The first disciples were afraid. They had locked themselves away for fear of the world on the other side of the door. For John and his community of Christian Jews, their fear and anger focused on their Jewish neighbors as the community of the synagogue that had recently expelled them. Writing some 60 years later, in the period following the fall of the Temple and the expulsion of the Christian Jews from the synagogues, John uses the experience of the first disciples as a metaphor for his own community’s struggle with fear of neighbor. What is John’s answer to that fear? It is Love. To be more exact it is being loved. But as I explored last week in To Resist Being Loved being loved requires something of us!
In the section of Mark’s Gospel read for the second Sunday in Lent Jesus speaks plainly about the need to rebuke the pervasive state of fear-fulness that grips our hearts and imaginations. To paraphrase his words he seems to be saying:
if anyone who wants to follow me they must first confront their fear, bear their own and one another’s pain and do as I am doing.
In the words get behind me Satan, Jesus rebukes Peter’s unconscious state of fear-fullness, provoked by the foretelling of his arrest and death. His reference to Satan clearly suggests that Jesus sees this state of fear-fullness as misalignment with God, and a state that exposes us to a realignment with the values of this world – values that pose self-defense and aggression, flight or fight, as the only available options.
Now here’s the ultimate question:
is the preservation of one’s own life a principle that takes priority over every other principle and value in life?
If we look to the gospel message for an answer, it’s clear that Jesus does not think so.
Instead, Jesus poses the question:
For what will it profit someone to gain the whole world and forfeit their life?
We forfeit our lives when we live from a place of unexamined fear-fulness. We forfeit our lives when we fail to see God’s love of ourselves reflected in the face of our neighbor. I forfeit my life when I believe that my self-defense has a higher value than the possibility that I may be called upon to give my life to save another.
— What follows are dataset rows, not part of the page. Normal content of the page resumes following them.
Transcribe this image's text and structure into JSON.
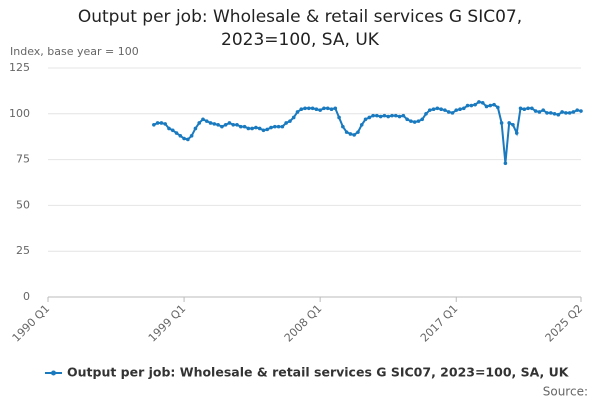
{
  "chart_data": {
    "type": "line",
    "title": "Output per job: Wholesale & retail services G SIC07, 2023=100, SA, UK",
    "y_label": "Index, base year = 100",
    "source": "Source:",
    "categories": [
      "1990 Q1",
      null,
      null,
      null,
      null,
      null,
      null,
      null,
      null,
      null,
      null,
      null,
      null,
      null,
      null,
      null,
      null,
      null,
      null,
      null,
      null,
      null,
      null,
      null,
      null,
      null,
      null,
      null,
      null,
      null,
      null,
      null,
      null,
      null,
      null,
      null,
      "1999 Q1",
      null,
      null,
      null,
      null,
      null,
      null,
      null,
      null,
      null,
      null,
      null,
      null,
      null,
      null,
      null,
      null,
      null,
      null,
      null,
      null,
      null,
      null,
      null,
      null,
      null,
      null,
      null,
      null,
      null,
      null,
      null,
      null,
      null,
      null,
      null,
      "2008 Q1",
      null,
      null,
      null,
      null,
      null,
      null,
      null,
      null,
      null,
      null,
      null,
      null,
      null,
      null,
      null,
      null,
      null,
      null,
      null,
      null,
      null,
      null,
      null,
      null,
      null,
      null,
      null,
      null,
      null,
      null,
      null,
      null,
      null,
      null,
      null,
      "2017 Q1",
      null,
      null,
      null,
      null,
      null,
      null,
      null,
      null,
      null,
      null,
      null,
      null,
      null,
      null,
      null,
      null,
      null,
      null,
      null,
      null,
      null,
      null,
      null,
      null,
      null,
      null,
      null,
      null,
      null,
      null,
      null,
      null,
      "2025 Q2"
    ],
    "series": [
      {
        "name": "Output per job: Wholesale & retail services G SIC07, 2023=100, SA, UK",
        "color": "#1a7abf",
        "values": [
          null,
          null,
          null,
          null,
          null,
          null,
          null,
          null,
          null,
          null,
          null,
          null,
          null,
          null,
          null,
          null,
          null,
          null,
          null,
          null,
          null,
          null,
          null,
          null,
          null,
          null,
          null,
          null,
          94,
          95,
          95,
          94.5,
          92,
          91,
          89.5,
          88,
          86.5,
          86,
          88,
          92,
          95,
          97,
          96,
          95,
          94.5,
          94,
          93,
          94,
          95,
          94,
          94,
          93,
          93,
          92,
          92,
          92.5,
          92,
          91,
          91.5,
          92.5,
          93,
          93,
          93,
          95,
          96,
          98,
          101,
          102.5,
          103,
          103,
          103,
          102.5,
          102,
          103,
          103,
          102.5,
          103,
          98,
          93,
          90,
          89,
          88.5,
          90,
          94,
          97,
          98,
          99,
          99,
          98.5,
          99,
          98.5,
          99,
          99,
          98.5,
          99,
          97,
          96,
          95.5,
          96,
          97,
          100,
          102,
          102.5,
          103,
          102.5,
          102,
          101,
          100.5,
          102,
          102.5,
          103,
          104.5,
          104.5,
          105,
          106.5,
          106,
          104,
          104.5,
          105,
          103.5,
          95,
          73,
          95,
          94,
          89.5,
          103,
          102.5,
          103,
          103,
          101.5,
          101,
          102,
          100.5,
          100.5,
          100,
          99.5,
          101,
          100.5,
          100.5,
          101,
          102,
          101.5
        ]
      }
    ],
    "ylim": [
      0,
      125
    ],
    "yticks": [
      0,
      25,
      50,
      75,
      100,
      125
    ],
    "grid": true
  }
}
In the face of a confrontation with someone with a gun intent on killing me, my being unarmed may result in my death. Although in that moment courage my may desert me, until then, I intend to live as best I can – knowing that living is a risky business.
The invitation heard in all the great religions is to transcend the limitations of our animal instincts. As John witnesses and we can all attest, the antidote to fear-fullness is love. But the commandment to love and be loved requires something of us, a particular kind of surrender of ourselves to God.
If any want to become my followers, let them deny themselves and take up their cross and follow me. For those who want to save their life will lose it, and those who lose their life for my sake, and the sake of the gospel, will save it.
No one has said that accompanying Jesus on the road to Jerusalem will be easy.